Calibration complexities: full-scale error impact and simultaneous variation of salinity, temperature, and moisture content on sensor performance in soilCalibration complexities: full-scale error impact and simultaneous variation of salinity, temperature, and moisture content on sensor performance in soil

Environment, Development and Sustainability

Deepak Mori, Nitin Joshi, & Aman Chandel

2024-04-05

The widespread adoption of soil sensors in precision farming, measuring moisture, temperature, and electrical conductivity, aims to optimize irrigation and fertilization practices.
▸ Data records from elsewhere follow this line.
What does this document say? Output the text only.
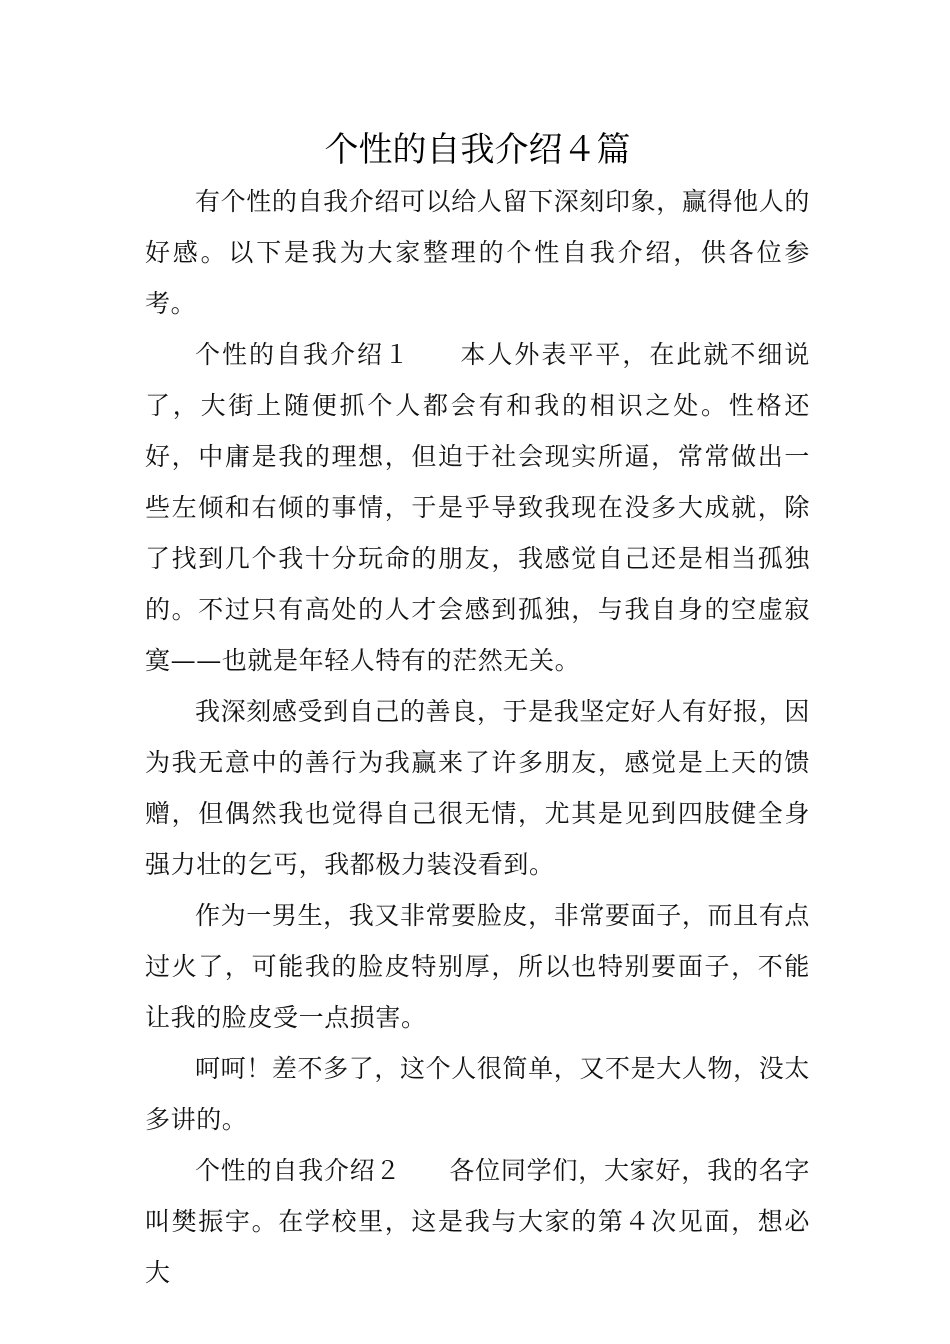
个性的自我介绍４篇

有个性的自我介绍可以给人留下深刻印象，赢得他人的好感。以下是我为大家整理的个性自我介绍，供各位参考。

个性的自我介绍１ 本人外表平平，在此就不细说了，大街上随便抓个人都会有和我的相识之处。性格还好，中庸是我的理想，但迫于社会现实所逼，常常做出一些左倾和右倾的事情，于是乎导致我现在没多大成就，除了找到几个我十分玩命的朋友，我感觉自己还是相当孤独的。不过只有高处的人才会感到孤独，与我自身的空虚寂寞——也就是年轻人特有的茫然无关。

我深刻感受到自己的善良，于是我坚定好人有好报，因为我无意中的善行为我赢来了许多朋友，感觉是上天的馈赠，但偶然我也觉得自己很无情，尤其是见到四肢健全身强力壮的乞丐，我都极力装没看到。

作为一男生，我又非常要脸皮，非常要面子，而且有点过火了，可能我的脸皮特别厚，所以也特别要面子，不能让我的脸皮受一点损害。

呵呵！差不多了，这个人很简单，又不是大人物，没太多讲的。

个性的自我介绍２ 各位同学们，大家好，我的名字叫樊振宇。在学校里，这是我与大家的第４次见面，想必大
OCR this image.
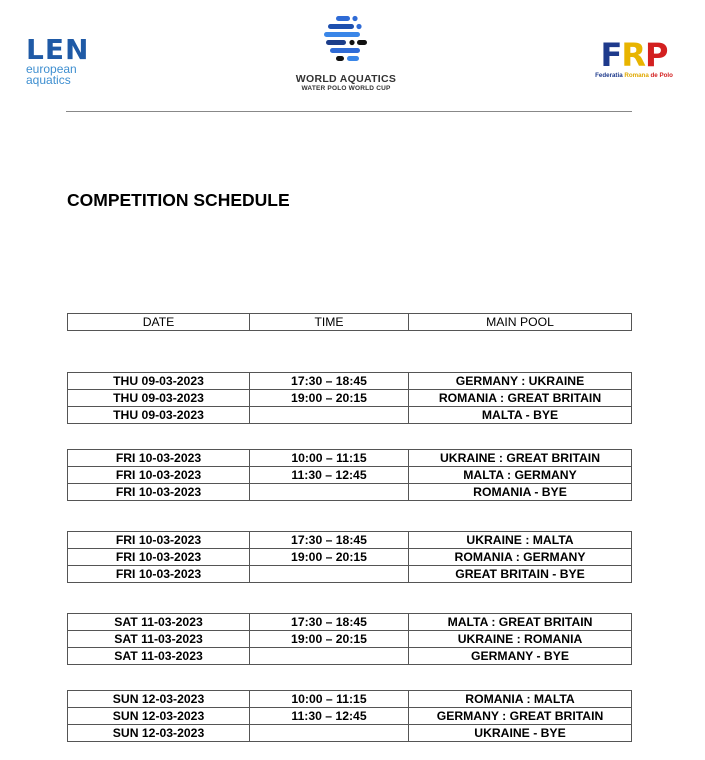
LEN
european
aquatics	WORLD AQUATICS
WATER POLO WORLD CUP
FRP
Federatia Romana de Polo
COMPETITION SCHEDULE
DATE	TIME	MAIN POOL
THU 09-03-2023	17:30 – 18:45	GERMANY : UKRAINE
THU 09-03-2023	19:00 – 20:15	ROMANIA : GREAT BRITAIN
THU 09-03-2023		MALTA - BYE
FRI 10-03-2023	10:00 – 11:15	UKRAINE : GREAT BRITAIN
FRI 10-03-2023	11:30 – 12:45	MALTA : GERMANY
FRI 10-03-2023		ROMANIA - BYE
FRI 10-03-2023	17:30 – 18:45	UKRAINE : MALTA
FRI 10-03-2023	19:00 – 20:15	ROMANIA : GERMANY
FRI 10-03-2023		GREAT BRITAIN - BYE
SAT 11-03-2023	17:30 – 18:45	MALTA : GREAT BRITAIN
SAT 11-03-2023	19:00 – 20:15	UKRAINE : ROMANIA
SAT 11-03-2023		GERMANY - BYE
SUN 12-03-2023	10:00 – 11:15	ROMANIA : MALTA
SUN 12-03-2023	11:30 – 12:45	GERMANY : GREAT BRITAIN
SUN 12-03-2023		UKRAINE - BYE
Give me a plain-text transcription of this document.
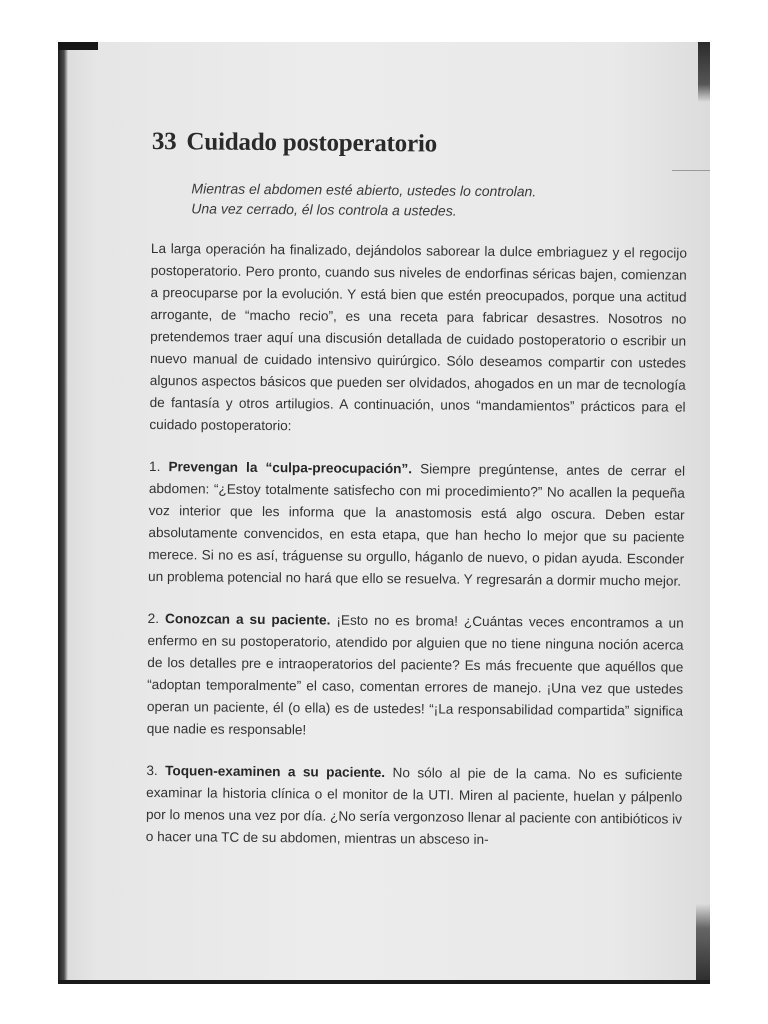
33 Cuidado postoperatorio
Mientras el abdomen esté abierto, ustedes lo controlan.
Una vez cerrado, él los controla a ustedes.

La larga operación ha finalizado, dejándolos saborear la dulce embriaguez y el regocijo postoperatorio. Pero pronto, cuando sus niveles de endorfinas séricas bajen, comienzan a preocuparse por la evolución. Y está bien que estén preocupados, porque una actitud arrogante, de “macho recio”, es una receta para fabricar desastres. Nosotros no pretendemos traer aquí una discusión detallada de cuidado postoperatorio o escribir un nuevo manual de cuidado intensivo quirúrgico. Sólo deseamos compartir con ustedes algunos aspectos básicos que pueden ser olvidados, ahogados en un mar de tecnología de fantasía y otros artilugios. A continuación, unos “mandamientos” prácticos para el cuidado postoperatorio:

1. Prevengan la “culpa-preocupación”. Siempre pregúntense, antes de cerrar el abdomen: “¿Estoy totalmente satisfecho con mi procedimiento?” No acallen la pequeña voz interior que les informa que la anastomosis está algo oscura. Deben estar absolutamente convencidos, en esta etapa, que han hecho lo mejor que su paciente merece. Si no es así, tráguense su orgullo, háganlo de nuevo, o pidan ayuda. Esconder un problema potencial no hará que ello se resuelva. Y regresarán a dormir mucho mejor.

2. Conozcan a su paciente. ¡Esto no es broma! ¿Cuántas veces encontramos a un enfermo en su postoperatorio, atendido por alguien que no tiene ninguna noción acerca de los detalles pre e intraoperatorios del paciente? Es más frecuente que aquéllos que “adoptan temporalmente” el caso, comentan errores de manejo. ¡Una vez que ustedes operan un paciente, él (o ella) es de ustedes! “¡La responsabilidad compartida” significa que nadie es responsable!

3. Toquen-examinen a su paciente. No sólo al pie de la cama. No es suficiente examinar la historia clínica o el monitor de la UTI. Miren al paciente, huelan y pálpenlo por lo menos una vez por día. ¿No sería vergonzoso llenar al paciente con antibióticos iv o hacer una TC de su abdomen, mientras un absceso in-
However, sensor effectiveness hinges on accurate calibration considering variables like texture class, temperature, and soil moisture. This study presents a benchmark calibration method for soil moisture and electrical conductivity sensors (SMEC300), focusing on three common agricultural soil textures: sand, silty loam, and silt. Sensor performance across varied levels of electrical conductivity (EC), volumetric water content (VWC), and temperature is evaluated. A calibration equation is derived to determine VWC and EC, with assessments based on coefficient of determination, residual sum of squares, and Pearson correlation coefficient. Results show linear sensor response to salinity changes in silty clay and silt, while sand exhibits higher variability. Temperature impacts soil moisture readings up to 25 °C, beyond which fluctuations and outliers increase. Performance variations are observed among soil types, with sand and silt outperforming silty clay within a 0–45 °C temperature range. EC calibration in free water indicates rising standard deviation with increasing electrical conductivity, with minimal outliers in silt, followed by silty clay and sand. Additionally, EC rises linearly with temperature up to 25 °C for 50% saturation. Error bands and confidence intervals are overlaid to determine the optimal number of sensors for field use, suggesting a 7-sensor combination system to minimize measurement errors across temperature and salinity variations. The calibration procedure highlights that sensor outputs are simultaneously influenced by salinity, followed by temperature and VWC.